CINEMA

CRÍTICA: Vingança feminista, sem ‘lacração’

Cotação: quatro estrelas

Por TOM LEÃO, nacovadoleao.blogspot.com.br
nacovadoleao.blogspot.com.br

Publicado em 16/03/2021 às 12:57

Alterado em 16/03/2021 às 12:57

Carey Mulligan como a perturbada Cassandra em Bela Vingança Divulgação

No começo desta semana, foram anunciados os nomes dos filmes - e profissionais neles envolvidos - que vão concorrer ao Oscar 2021. E nas categorias filme, atriz e direção, entre outras, consta, merecidamente, “Bela Vingança” (“Promising Young Woman”), desde já um dos melhores e mais perturbadores filmes do ano.

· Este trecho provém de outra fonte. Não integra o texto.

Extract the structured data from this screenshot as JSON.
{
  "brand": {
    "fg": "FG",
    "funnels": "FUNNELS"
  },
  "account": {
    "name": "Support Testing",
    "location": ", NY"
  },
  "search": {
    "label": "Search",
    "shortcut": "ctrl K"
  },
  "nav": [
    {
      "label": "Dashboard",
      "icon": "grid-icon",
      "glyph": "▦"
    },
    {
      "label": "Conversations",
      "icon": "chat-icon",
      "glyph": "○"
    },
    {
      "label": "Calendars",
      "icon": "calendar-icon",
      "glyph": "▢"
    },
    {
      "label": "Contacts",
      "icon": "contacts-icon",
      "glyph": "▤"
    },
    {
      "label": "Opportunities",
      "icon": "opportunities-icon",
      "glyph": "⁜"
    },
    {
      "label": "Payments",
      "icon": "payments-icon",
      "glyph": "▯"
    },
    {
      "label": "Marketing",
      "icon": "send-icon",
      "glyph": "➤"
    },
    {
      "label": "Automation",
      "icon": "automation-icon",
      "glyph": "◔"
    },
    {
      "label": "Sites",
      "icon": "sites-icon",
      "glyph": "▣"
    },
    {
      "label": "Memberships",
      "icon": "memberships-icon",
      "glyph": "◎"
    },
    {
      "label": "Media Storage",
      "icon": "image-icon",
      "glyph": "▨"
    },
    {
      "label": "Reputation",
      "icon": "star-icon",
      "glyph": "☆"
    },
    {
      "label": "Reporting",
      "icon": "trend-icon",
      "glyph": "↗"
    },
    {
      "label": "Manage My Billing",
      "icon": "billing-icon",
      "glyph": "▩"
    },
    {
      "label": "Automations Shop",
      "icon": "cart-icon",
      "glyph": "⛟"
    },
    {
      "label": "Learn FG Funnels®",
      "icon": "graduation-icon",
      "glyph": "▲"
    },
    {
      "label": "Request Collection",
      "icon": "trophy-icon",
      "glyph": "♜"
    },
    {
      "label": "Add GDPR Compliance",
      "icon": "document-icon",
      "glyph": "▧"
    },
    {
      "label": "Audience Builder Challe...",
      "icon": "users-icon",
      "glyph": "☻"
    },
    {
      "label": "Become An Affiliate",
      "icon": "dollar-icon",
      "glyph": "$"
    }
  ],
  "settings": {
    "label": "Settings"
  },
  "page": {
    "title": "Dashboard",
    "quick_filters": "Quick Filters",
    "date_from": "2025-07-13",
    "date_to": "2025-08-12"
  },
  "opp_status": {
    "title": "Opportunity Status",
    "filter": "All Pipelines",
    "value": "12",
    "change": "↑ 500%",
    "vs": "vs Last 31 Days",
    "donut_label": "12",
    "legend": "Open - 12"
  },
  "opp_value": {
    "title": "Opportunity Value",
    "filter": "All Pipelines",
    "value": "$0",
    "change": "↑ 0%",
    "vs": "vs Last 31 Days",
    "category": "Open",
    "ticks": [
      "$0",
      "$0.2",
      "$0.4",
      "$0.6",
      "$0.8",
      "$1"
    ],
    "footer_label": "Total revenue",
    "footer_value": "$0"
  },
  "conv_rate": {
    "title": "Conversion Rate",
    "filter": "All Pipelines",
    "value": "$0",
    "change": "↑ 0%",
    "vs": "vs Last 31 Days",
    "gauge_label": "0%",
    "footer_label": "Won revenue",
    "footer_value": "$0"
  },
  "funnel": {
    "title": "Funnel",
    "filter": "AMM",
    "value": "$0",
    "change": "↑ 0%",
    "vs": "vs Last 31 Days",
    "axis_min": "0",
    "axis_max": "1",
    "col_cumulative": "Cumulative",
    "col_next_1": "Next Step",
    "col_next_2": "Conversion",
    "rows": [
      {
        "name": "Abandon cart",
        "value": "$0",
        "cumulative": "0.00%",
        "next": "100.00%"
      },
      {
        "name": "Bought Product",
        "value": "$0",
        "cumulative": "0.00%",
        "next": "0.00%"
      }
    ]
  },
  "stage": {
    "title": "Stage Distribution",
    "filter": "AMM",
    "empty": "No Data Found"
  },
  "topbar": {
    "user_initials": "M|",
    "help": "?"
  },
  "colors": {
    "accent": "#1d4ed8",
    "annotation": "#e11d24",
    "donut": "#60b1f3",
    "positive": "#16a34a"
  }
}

Tanto o trabalho de atuação e entrega de Carey Mulligan (como a perturbada Cassandra), como a direção firme de Emerald Fennell (atriz de séries como ‘The Crown’ e ‘Killing Eve’, estreando na direção de longa, com muita competência), bem como toda a parte técnica do filme (além do bom roteiro, fotografia e som impecáveis) são irretocáveis. O resultado final é um dos mais formidáveis filmes de vingança já vistos.
Acompanhamos a tímida e frágil Cassandra que, apesar de já estar na casa dos 30 anos, ainda mora com os pais e não tem namorado (não que isso seja obrigatório, parece nos dizer a personagem). E, mesmo tendo sido uma universitária com altas notas na cadeira que escolheu (Medicina), preferiu trabalhar como atendente de cafeteria. Por quê?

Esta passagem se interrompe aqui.